En 212 avant notre ère, Rome traverse une période dramatique. Hannibal et ses troupes carthaginoises ravagent l’Italie depuis plusieurs années. La défaite de Cannes, en 216, a coûté la vie à des dizaines de milliers de soldats romains. Face à cette situation désespérée, le Sénat romain décide de consulter des textes prophétiques.

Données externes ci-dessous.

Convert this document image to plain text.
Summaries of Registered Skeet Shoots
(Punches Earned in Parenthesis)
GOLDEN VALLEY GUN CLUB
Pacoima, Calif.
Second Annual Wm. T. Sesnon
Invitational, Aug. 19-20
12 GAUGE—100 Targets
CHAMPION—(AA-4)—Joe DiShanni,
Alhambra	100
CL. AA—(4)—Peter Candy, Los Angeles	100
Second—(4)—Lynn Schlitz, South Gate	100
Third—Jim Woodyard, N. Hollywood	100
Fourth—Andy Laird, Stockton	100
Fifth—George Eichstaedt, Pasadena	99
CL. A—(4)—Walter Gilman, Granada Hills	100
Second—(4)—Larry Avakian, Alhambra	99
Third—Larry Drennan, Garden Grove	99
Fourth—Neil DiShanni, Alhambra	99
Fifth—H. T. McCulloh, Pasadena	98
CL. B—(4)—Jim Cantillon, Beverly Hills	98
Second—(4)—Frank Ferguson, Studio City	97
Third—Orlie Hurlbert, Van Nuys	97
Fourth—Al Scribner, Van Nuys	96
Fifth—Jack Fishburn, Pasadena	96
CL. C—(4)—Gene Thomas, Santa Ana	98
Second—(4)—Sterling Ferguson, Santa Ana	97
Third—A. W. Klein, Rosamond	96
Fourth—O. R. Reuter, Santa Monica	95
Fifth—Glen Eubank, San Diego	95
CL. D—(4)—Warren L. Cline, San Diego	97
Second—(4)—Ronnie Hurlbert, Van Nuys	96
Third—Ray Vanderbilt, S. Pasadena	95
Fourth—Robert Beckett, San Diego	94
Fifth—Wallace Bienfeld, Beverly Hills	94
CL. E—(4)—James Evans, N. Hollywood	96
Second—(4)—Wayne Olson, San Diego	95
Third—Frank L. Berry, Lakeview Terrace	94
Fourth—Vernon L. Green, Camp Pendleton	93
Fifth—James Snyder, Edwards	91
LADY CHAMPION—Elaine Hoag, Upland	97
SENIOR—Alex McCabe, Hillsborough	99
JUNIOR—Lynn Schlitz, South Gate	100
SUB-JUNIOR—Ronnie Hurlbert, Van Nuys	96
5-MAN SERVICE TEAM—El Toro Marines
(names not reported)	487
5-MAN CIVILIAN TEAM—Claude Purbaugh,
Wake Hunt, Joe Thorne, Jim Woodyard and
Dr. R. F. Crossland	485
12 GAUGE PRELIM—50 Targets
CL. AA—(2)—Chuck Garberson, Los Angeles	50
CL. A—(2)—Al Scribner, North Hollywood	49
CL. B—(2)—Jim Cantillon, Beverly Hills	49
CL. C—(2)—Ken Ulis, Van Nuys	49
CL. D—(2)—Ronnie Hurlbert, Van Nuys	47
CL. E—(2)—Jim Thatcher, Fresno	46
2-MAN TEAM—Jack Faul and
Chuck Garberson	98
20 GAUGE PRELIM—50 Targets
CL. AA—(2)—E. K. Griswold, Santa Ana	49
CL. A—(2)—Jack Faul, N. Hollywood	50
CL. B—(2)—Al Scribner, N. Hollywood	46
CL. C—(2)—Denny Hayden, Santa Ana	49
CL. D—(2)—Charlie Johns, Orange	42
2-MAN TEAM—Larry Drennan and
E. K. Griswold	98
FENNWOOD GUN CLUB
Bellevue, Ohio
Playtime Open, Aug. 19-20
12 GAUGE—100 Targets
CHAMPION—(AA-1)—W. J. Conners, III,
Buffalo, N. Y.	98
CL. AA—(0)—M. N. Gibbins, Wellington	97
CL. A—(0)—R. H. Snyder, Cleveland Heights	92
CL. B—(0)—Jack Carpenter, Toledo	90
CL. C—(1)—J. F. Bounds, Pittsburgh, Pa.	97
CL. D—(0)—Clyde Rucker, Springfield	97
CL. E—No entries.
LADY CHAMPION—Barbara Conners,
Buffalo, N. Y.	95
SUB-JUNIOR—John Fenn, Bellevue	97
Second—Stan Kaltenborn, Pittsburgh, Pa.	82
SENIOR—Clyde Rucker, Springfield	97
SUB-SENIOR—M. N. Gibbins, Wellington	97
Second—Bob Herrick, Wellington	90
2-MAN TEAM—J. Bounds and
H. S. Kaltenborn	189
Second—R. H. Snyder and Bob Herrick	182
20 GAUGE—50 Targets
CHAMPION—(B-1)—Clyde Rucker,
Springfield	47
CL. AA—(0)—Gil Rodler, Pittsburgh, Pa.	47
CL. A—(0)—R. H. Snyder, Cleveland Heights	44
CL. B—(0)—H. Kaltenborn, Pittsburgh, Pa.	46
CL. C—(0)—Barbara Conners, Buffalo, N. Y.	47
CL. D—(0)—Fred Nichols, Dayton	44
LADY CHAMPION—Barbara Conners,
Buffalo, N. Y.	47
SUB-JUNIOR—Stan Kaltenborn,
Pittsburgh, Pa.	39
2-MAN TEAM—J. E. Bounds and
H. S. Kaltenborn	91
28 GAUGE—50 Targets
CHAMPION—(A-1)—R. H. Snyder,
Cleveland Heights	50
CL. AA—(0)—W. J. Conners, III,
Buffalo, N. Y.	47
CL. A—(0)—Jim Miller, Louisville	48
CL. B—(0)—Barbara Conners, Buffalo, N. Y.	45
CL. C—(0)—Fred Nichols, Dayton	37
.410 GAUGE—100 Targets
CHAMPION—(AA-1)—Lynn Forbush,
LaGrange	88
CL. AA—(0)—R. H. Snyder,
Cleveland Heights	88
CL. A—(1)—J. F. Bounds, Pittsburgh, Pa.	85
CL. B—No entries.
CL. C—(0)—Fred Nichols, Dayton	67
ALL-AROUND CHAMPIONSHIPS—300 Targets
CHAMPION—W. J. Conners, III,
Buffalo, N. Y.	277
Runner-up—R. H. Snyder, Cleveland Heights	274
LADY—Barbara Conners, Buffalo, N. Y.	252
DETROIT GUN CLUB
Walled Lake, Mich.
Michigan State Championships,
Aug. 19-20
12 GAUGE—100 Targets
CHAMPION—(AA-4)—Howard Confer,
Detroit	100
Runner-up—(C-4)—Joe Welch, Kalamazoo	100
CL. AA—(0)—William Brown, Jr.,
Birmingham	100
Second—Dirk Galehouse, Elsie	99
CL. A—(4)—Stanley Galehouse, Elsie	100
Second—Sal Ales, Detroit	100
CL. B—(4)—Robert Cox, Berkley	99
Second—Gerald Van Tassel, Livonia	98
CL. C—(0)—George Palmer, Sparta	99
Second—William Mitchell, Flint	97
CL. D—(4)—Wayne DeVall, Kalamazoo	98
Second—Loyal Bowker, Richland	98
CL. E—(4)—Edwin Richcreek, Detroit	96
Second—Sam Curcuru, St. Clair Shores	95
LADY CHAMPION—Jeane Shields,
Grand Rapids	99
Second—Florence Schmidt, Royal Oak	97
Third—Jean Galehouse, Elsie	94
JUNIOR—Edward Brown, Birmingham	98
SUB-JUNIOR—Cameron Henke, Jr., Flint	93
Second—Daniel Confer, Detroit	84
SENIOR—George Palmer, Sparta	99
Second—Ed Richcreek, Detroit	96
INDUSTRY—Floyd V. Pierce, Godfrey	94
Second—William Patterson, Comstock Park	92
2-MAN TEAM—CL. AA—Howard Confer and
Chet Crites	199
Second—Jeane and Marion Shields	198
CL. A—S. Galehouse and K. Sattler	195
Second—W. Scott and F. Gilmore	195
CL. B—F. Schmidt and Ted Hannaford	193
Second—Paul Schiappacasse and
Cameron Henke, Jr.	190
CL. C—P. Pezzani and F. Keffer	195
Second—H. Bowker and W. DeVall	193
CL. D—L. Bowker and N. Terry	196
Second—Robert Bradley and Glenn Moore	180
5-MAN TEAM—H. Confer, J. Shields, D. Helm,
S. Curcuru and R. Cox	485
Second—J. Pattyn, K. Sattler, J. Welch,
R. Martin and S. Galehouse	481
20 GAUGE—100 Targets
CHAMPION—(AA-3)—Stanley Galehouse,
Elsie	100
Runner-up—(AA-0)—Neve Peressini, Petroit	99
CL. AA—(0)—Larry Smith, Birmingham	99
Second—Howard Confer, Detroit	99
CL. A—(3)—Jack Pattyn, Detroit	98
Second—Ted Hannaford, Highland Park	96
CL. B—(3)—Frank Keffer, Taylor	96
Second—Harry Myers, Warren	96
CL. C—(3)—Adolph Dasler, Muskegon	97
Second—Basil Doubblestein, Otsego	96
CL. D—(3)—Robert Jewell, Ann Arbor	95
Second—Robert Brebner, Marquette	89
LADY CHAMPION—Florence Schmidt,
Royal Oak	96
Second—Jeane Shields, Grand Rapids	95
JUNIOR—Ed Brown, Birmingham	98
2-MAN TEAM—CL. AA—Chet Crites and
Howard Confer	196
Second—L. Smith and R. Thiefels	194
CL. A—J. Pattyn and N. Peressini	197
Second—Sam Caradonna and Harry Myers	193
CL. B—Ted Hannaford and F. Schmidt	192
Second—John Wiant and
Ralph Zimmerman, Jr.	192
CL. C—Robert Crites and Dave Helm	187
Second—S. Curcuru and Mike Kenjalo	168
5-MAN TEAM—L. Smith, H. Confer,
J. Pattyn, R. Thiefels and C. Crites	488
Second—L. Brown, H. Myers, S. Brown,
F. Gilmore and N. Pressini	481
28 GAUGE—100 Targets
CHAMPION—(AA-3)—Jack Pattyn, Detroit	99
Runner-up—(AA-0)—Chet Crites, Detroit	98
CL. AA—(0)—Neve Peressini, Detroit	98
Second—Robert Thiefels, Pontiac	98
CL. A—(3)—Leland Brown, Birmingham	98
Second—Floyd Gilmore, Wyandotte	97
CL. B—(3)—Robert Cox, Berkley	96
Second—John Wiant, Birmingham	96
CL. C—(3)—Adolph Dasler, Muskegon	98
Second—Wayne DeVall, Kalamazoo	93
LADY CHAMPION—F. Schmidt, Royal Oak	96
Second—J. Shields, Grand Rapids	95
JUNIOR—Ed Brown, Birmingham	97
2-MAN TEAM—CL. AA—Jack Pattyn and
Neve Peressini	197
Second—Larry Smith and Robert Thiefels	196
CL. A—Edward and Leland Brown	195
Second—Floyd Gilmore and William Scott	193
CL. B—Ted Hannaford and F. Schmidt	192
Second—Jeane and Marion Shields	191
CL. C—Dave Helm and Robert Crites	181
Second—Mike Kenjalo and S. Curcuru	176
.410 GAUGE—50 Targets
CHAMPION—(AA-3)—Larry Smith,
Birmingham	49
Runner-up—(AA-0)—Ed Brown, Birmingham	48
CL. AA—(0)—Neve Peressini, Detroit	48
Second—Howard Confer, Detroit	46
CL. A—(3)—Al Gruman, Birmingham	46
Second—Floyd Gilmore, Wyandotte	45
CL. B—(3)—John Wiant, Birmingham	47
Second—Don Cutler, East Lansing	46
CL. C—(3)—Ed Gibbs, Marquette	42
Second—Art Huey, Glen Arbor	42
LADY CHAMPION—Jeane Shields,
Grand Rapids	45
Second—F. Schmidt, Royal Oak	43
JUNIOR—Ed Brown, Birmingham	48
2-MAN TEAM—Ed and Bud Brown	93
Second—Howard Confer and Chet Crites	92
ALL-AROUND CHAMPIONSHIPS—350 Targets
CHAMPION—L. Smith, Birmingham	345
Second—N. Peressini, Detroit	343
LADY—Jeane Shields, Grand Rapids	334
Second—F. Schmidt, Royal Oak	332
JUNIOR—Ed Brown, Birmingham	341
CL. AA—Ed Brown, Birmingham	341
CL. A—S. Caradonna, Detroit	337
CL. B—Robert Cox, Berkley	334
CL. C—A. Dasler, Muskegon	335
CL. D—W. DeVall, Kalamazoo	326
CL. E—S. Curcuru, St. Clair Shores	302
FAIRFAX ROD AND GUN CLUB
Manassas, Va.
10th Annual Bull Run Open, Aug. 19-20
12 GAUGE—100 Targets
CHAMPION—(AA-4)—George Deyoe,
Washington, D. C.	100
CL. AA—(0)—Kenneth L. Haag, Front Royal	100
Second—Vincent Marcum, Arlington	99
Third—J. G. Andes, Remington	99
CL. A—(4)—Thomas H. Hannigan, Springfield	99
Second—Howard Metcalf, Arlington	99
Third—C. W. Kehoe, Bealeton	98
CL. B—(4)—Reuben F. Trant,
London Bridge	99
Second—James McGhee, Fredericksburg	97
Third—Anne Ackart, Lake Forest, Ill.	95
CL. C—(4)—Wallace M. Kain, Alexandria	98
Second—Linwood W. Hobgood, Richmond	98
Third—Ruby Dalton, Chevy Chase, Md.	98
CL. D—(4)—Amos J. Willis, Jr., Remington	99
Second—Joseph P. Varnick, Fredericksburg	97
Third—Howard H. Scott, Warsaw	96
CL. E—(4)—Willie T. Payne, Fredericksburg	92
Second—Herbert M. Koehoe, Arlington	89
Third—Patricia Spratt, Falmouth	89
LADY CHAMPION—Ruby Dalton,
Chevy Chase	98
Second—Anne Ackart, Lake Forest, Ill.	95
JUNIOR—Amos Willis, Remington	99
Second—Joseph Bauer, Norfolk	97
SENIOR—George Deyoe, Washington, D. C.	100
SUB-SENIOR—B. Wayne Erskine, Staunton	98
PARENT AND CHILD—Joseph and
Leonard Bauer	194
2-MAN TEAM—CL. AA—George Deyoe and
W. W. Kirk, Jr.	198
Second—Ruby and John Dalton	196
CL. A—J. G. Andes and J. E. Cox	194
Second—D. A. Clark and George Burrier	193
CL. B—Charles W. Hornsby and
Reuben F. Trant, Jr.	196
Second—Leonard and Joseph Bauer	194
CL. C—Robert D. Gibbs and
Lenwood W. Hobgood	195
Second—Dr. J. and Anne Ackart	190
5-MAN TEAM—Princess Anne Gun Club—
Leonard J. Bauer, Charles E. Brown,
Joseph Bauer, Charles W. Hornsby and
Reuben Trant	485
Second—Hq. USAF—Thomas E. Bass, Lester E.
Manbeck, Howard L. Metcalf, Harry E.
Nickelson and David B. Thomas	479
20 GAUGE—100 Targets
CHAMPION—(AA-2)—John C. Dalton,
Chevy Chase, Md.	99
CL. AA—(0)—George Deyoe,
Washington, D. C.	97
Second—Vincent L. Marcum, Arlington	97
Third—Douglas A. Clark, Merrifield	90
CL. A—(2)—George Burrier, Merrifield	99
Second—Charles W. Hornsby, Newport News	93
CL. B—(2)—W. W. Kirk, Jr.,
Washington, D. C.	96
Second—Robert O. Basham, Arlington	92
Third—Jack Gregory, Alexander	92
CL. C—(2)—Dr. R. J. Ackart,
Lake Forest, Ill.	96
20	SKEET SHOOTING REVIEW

Tite-Live (XXV, 12) et Macrobe (Saturnales, I, 17) racontent que les sénateurs font examiner un recueil de prédictions, qui avait été récemment découvert à Rome, les Carmina Marciana. Une prophétie attire leur attention:

«Romains, si vous voulez chasser l’ennemi et le fléau qui vous arrive des extrémités de l’univers, je vous engage à vouer à Apollon des jeux que vous célébrerez pieusement chaque année, en partie aux frais du public, en partie aux frais des particuliers. Faites présider à la célébration de ces jeux le préteur qui sera chargé de rendre la justice à toutes les classes du peuple.»

Pour confirmer cette révélation, les autorités consultent également les Livres sibyllins, collection officielle de prophéties conservée au Capitole. Les deux sources donnent la même réponse: il faut organiser des jeux en l’honneur d’Apollon.

La première célébration

Le Sénat vote aussitôt les crédits nécessaires. Tite-Live précise que «le préteur urbain recevrait pour ces jeux une somme de 12 000 as». En 212, ces premiers Ludi Apollinares sont organisés par le préteur urbain Publius Cornelius Sylla, comme l’indique Tite-Live dans ses Periochae (25.3).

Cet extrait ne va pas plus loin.